Constraining investment
The real problem here is that investors’ aversion – whatever the cause – is constraining investment in new oil and gas production; which could, in turn, tee up price spikes and economic damage. And who will get blamed for that? Somehow, I don’t think it will be Tesla.
Saying “it’s different this time” is a good way of eventually looking like an idiot. But it’s safe to say at least that the world around the oil and gas business has changed in several fundamental respects.
Long-term demand is no longer a mere function of economic projections. Competition between energies has gathered momentum, even in previously untouchable markets such as transportation.

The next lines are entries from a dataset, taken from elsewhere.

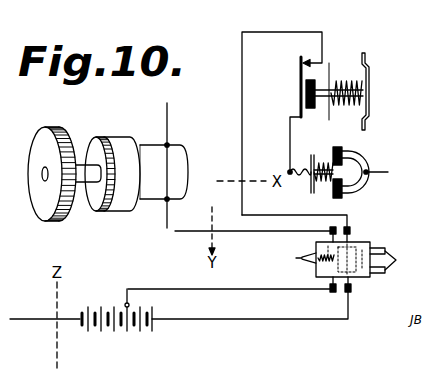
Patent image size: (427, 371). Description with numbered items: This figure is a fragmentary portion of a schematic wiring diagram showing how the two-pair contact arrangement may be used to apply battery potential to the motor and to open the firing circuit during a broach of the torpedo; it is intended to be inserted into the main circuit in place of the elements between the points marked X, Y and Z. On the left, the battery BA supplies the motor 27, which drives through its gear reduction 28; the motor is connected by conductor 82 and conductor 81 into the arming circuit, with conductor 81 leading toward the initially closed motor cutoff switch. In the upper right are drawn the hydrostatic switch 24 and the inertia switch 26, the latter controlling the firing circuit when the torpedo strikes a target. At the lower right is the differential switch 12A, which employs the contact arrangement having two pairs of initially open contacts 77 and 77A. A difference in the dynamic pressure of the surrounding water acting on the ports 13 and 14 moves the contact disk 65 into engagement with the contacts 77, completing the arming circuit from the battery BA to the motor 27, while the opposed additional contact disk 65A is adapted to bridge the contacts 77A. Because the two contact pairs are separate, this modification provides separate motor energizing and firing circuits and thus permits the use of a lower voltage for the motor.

The gear reduction 28 is at (101, 138).
The motor 27 is at (187, 168).
The conductor 82 is at (165, 212).
The conductor 81 is at (200, 231).
The hydrostatic switch 24 is at (371, 93).
The inertia switch 26 is at (363, 160).
The differential switch 12A is at (369, 276).
The port 14 is at (313, 257).
The port 13 is at (396, 260).
The contact disk 65 is at (332, 229).
The contacts 77A is at (352, 246).
The contacts 77 is at (332, 291).
The contact disk 65A is at (353, 285).
The battery BA is at (81, 320).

That aversion has a powerful and implacable impetus: the existential threat of climate change. The latest report of the Intergovernmental Panel on Climate Change was a reminder that what has been implicitly treated as our descendants’ problem (a morally indefensible position anyway) requires urgent action now.
Efforts such as the Oil and Gas Climate Initiative show that at least some in the industry recognise the problem. Yet decades of foot-dragging by many companies contributed to the dangerous transformation of climate science into a form of political theology, making it tough to even debate solutions.
Losing hearts and minds
And now, as Khashoggi’s death and aftermath illustrate, the ground beneath the energy market’s feet is shifting to an extent not seen in decades.
This isn’t about the killing of one journalist. It’s about previous geopolitical certainties such as America’s muscular commitment to free trade or Saudi Arabia’s cautious, consensus-driven politics (within the House of Saud, anyway) being upended. How could any planner in Beijing (or New Delhi) look at recent events and feel comfortable about long-term dependence on the energy status quo?
It’s a loss of hearts and minds that challenges energy’s incumbents. Renewable energy and electric vehicles are just tools enabling that to happen.